Growing up in Bombay, one of most crowded and busiest cities in the world, space was money. That’s what we all craved for, space. The city never slept, always moving, always teaming with people. The city was what I liked to think as organized chaos but surprisingly enough, I never felt suffocated. The city thrived and I thrived in it, along with it. The city has bad infrastructure, shoddy public transport, disorienting crowds and the killer monsoons, but I had some of the best experiences in that city. The nostalgia of childhood and growing into a young adult all still vividly engraved. It just got me thinking, what was it, what made me love that frenzied city so much and I zeroed back to the only thing that city lacked the most in, space. Weirdly enough it lacked space because it had space for everyone. Millions of people poured into Bombay seeking work and the city absorbed them all and made space for others to come. The spaces and buildings created in the colonial British era, the organic development of open greens and Cricket grounds, the spread of slum grounds, low cost mass housing and the chawls. Space was a premium and so Bombay literally reached for the sky, skyscrapers and high-rise buildings were the answer. I studied architecture in Bombay and as a young spatial designer in the city I felt that many of these urban needs could be redefined and redesigned for optimum efficiency. But many times, I was countered with way reinvent the wheel, if it not broken why try fix it. But I couldn’t wrap my brain around — why was is not broken, why does this city function. It’s like the honeybees, why can they fly, they say scientifically they shouldn’t be able to fly, but they sure do fly. So why was my beloved city functioning.

I came across this interesting section in a book called “The UX Book”, they were talking about the iPad, and how everyone thought that it would not work. The iPad was a redundant device just a bigger iPod touch. Technology gurus and critics couldn’t understand why someone would need the device — iPad was superfluous. It filled no obvious need. (pogue,2011). That the iPad might be a failure for apple. But it worked, the users found different ways to use it and personalize it. The iPad was able to connect to its users in an emotional level, giving the user the ability to manipulate and derive various responses.
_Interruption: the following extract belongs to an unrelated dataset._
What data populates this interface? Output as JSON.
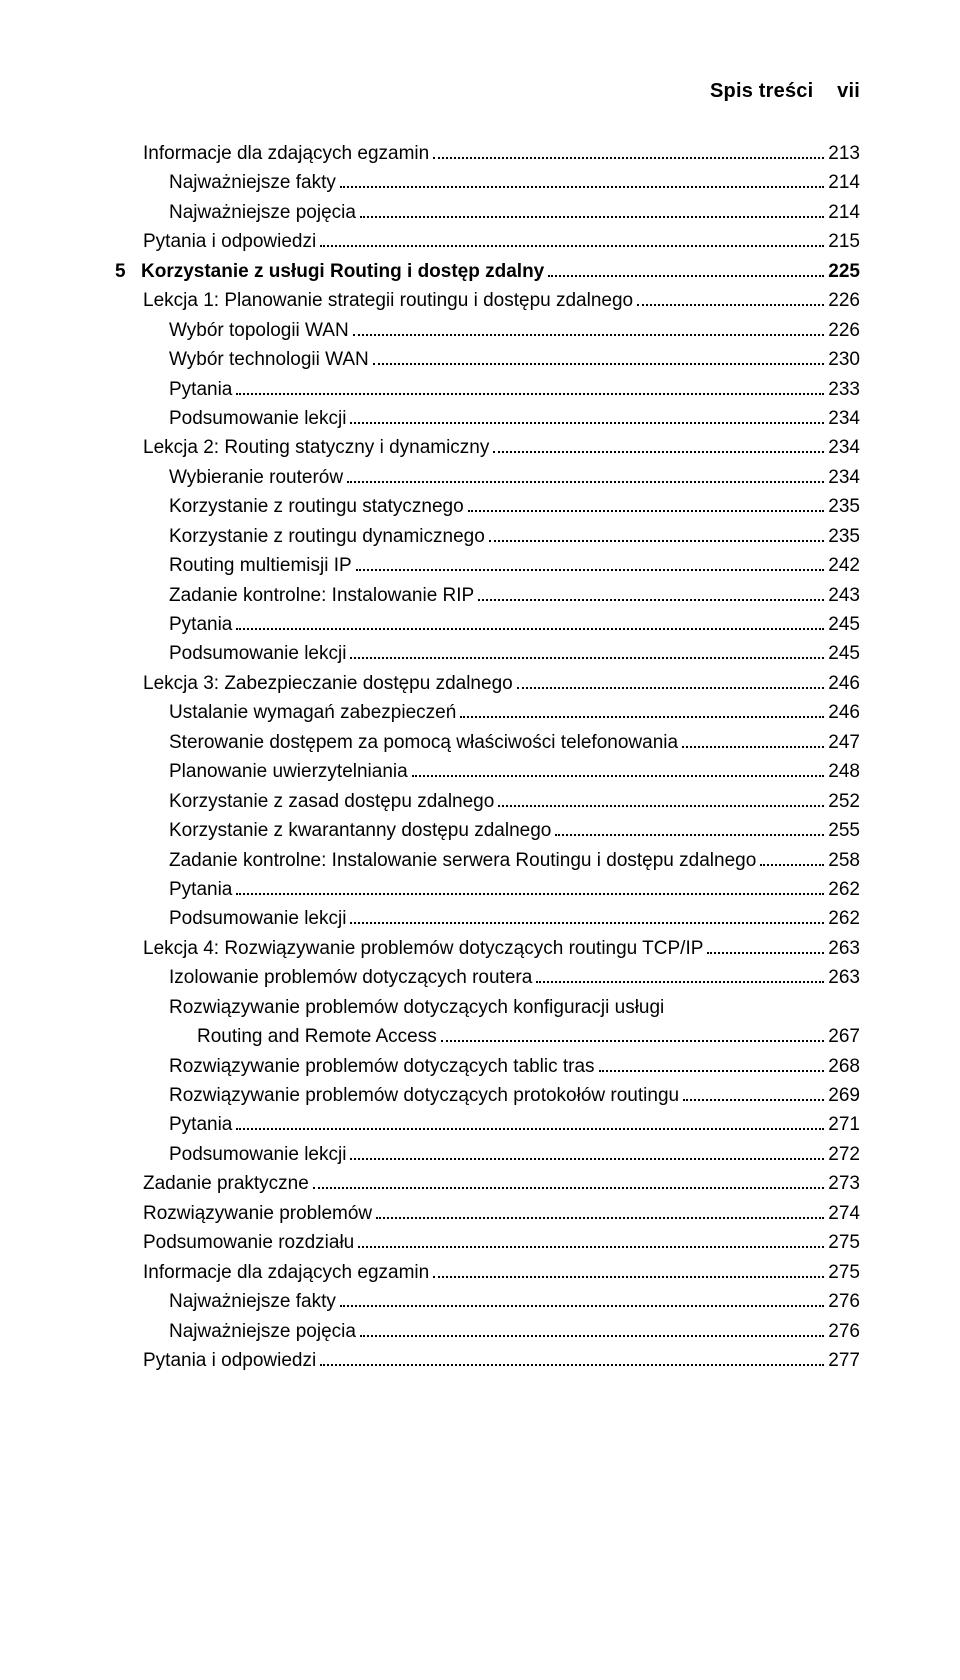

Today apple’s iPad is one of the most successful personal electronic devices, but for the iPad user like me, it’s more than a device it’s a lifestyle choice, it’s a device which moves and functions to the user’s pace and demands. The device is constantly being redefined and renewed. New features are added by learning what the users need. This symbiotic growth between the iPad and its users creates an environment where they end up having an emotional attachment — A personal relationship that develops and endures over time between human users and a product that has become a part of the user’s lifestyle. (Hartson-Pyla, The UX Book,2019).

This growth of Bombay was not predictable, it was not a pre-designed growth but more of a designing-for-need kind of growth. It was the users demands, the dwellers within the city that built this disorganized organic growth. The users of the city made way for other users to contribute to the city. Each user enhanced the experience for the other user, accommodating, molding, remolding and this constant reshaping makes this city not just an epicenter of commerce and trade but a personified organism — a system in an ecology. Living, breathing almost insatiable system which helps thrive around 18 million people. Bombay is the city of dreams, from the glitter of Bollywood, to the world’s largest slum, to the country’s biggest financial district, Bombay is a status symbol, being a Bombayite is a lifestyle choice and living in the city, breathing the salty sea is an emotional experience.

Obviously, a city is very complex and does not work like an electronic device, maybe we can’t even draw parallel between the two. But it’s the emotional quotient and how users are connected to an organic or digital ecology. I guess the concept of user experience is seamless growth, every system would eventually need reworks but if this revision and reshaping of the system happens with keeping the demands and needs of the user maybe we are one step closer to not just designing a good user experience but an creating an emotional connection.